Dziękuję wszystkim Uczestnikom. Jeśli będzie chęć dalszej wymiany zdań i prezentowanie pomysłów, zapraszam do tego – nie tylko Uczestników spotkania, nie tylko Członków tych stowarzyszeń, ale wszystkich, których interesuje tematyka działalności wiernych świeckich.

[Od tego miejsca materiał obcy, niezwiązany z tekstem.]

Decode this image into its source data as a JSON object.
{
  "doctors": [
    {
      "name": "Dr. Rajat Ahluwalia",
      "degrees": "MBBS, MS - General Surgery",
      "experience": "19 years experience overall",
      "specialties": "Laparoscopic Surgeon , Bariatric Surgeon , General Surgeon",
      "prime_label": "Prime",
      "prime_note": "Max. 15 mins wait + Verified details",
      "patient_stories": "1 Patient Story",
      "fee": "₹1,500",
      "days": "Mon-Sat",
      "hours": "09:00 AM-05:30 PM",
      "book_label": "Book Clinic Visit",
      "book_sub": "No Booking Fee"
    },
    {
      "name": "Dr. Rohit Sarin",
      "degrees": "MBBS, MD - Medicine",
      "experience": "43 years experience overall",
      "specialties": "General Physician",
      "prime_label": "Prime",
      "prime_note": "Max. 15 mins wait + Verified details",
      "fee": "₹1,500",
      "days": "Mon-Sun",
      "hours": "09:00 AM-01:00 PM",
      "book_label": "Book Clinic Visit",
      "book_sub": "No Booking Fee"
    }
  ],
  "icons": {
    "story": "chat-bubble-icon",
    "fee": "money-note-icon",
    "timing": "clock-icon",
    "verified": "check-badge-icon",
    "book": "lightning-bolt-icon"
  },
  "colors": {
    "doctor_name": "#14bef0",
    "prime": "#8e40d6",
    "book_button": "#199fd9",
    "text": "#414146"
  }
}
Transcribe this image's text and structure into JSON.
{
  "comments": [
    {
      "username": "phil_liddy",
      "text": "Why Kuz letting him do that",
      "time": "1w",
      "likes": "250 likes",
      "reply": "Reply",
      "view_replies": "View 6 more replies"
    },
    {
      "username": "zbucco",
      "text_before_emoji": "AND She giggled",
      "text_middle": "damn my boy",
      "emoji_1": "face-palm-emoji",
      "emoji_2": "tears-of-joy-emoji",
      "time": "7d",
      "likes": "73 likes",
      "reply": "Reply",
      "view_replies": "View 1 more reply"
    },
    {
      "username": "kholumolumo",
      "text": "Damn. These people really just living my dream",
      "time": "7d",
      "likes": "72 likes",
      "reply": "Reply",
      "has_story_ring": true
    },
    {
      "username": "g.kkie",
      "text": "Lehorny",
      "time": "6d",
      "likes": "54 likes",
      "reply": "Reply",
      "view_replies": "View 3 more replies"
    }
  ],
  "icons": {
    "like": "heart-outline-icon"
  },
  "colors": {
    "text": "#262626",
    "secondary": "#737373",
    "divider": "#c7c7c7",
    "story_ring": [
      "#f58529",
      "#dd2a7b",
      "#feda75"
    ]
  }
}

Może to będzie też okazją, by Członkowie tych stowarzyszeń przedstawili coś ze swojej działalności tutaj na blogu.  

Bp ZbK

Podziel się z innymi

Rss Komentarze

14 komentarzy

  1. Dziwnie się to złożyło.Przed chwilą oglądnęłam „próbkę” katolickiego zachowania i wychowania.
    BAGNO
    Proszę oglądnąć reportaż -Poniżana pracownica na katolickim uniwersytecie /chodzi o KUL/
    I …jak tu żyć ? /to już moje pytanie/
    Jak żyć wszyscy Święci ? /pytanie do Świętych/
    Za ks.prof.Z.Zielińskim powiem,mój wpis /ale się wkurzyłam!/ nie jest atakiem na Kościół.

    #1 Ka
  2. do Ka
    Również obejrzałem ten reportaż, ale zastanawia mnie jego jednostronność. Jedna studentka, jedna ofiara i koniec. Zastanowił mnie też koniec tego „reportażu” – dlaczego nie usłyszeliśmy nic o rozprawie? Dlaczego Pani Doktor nie wypowiedziała się na ten temat? Sąd też był ustawiony? I czego dotyczył konflikt? Czy tylko tego, że profesor chciał podpisywać się pod artykułami pani doktor? A może było coś innego? Szkoda, że wykorzystano, kilka dni po pogrzebie, wypowiedź ks. Ruseckiego. Dlatego Ka ja chyba niezbyt wierzę reporterowi. A jego obcesowość i chamstwo wobec o. Derdziuka przesądziła moją ocenę. Jak żyć? Trzeba umieć zadawać pytania. Ale bez wcześniej przyjętej tezy.
    Pozdr

    #2 io
  3. Dobrze, że istniejecie 🙂

    #3 mała
  4. #2
    Jedna ofiara i jeden oprawca a wystarczy by pociągnąć i wciągnąć w bagno /imię uczelni/i rzesze.
    Takiego zachowania nic nie usprawiedliwia.

    #4 Ka
  5. do Ka
    Powiedz mi tylko, jaką masz pewność, że ten reportaż pokazał prawdę? Rzetelność dziennikarska czy słowo skrzywdzonej kobiety? I jaka jest pewność, że napewno jest winny profesor? A swoją drogą, to wiem z lubelskiej prasy, że jak pani doktor nie udało się o pobicie, to wniosła o molestowanie… Ciekawe, co następnie sobie wymyśli. Pozdrawiam

    #5 io
  6. Podzielę się swoimi spotrzeżeniami:
    1. ostatnio uczniowie zadają mi zaskakujące pytania.
    Ma to miejsce wtedy, gdy przedstawiam nauczanie i Kościoła dotykające bezpośrednio codzienności. Np. gdy rozmawiamy o chrzcie dzieci, o aborcji czy eutanazji.
    Po wyjaśnieniach z mojej strony, jakie jest stanowisko Kościoła w danej sprawie, pytają mnie:
    A co pani prywatnie o tym sądzi?
    Czy wg pani Kościół powinien chrzcić dzieci?
    Czy nie uważa pani osobiście, że lepiej dla dziecka nie urodzić się, niż żyć w domu dziecka?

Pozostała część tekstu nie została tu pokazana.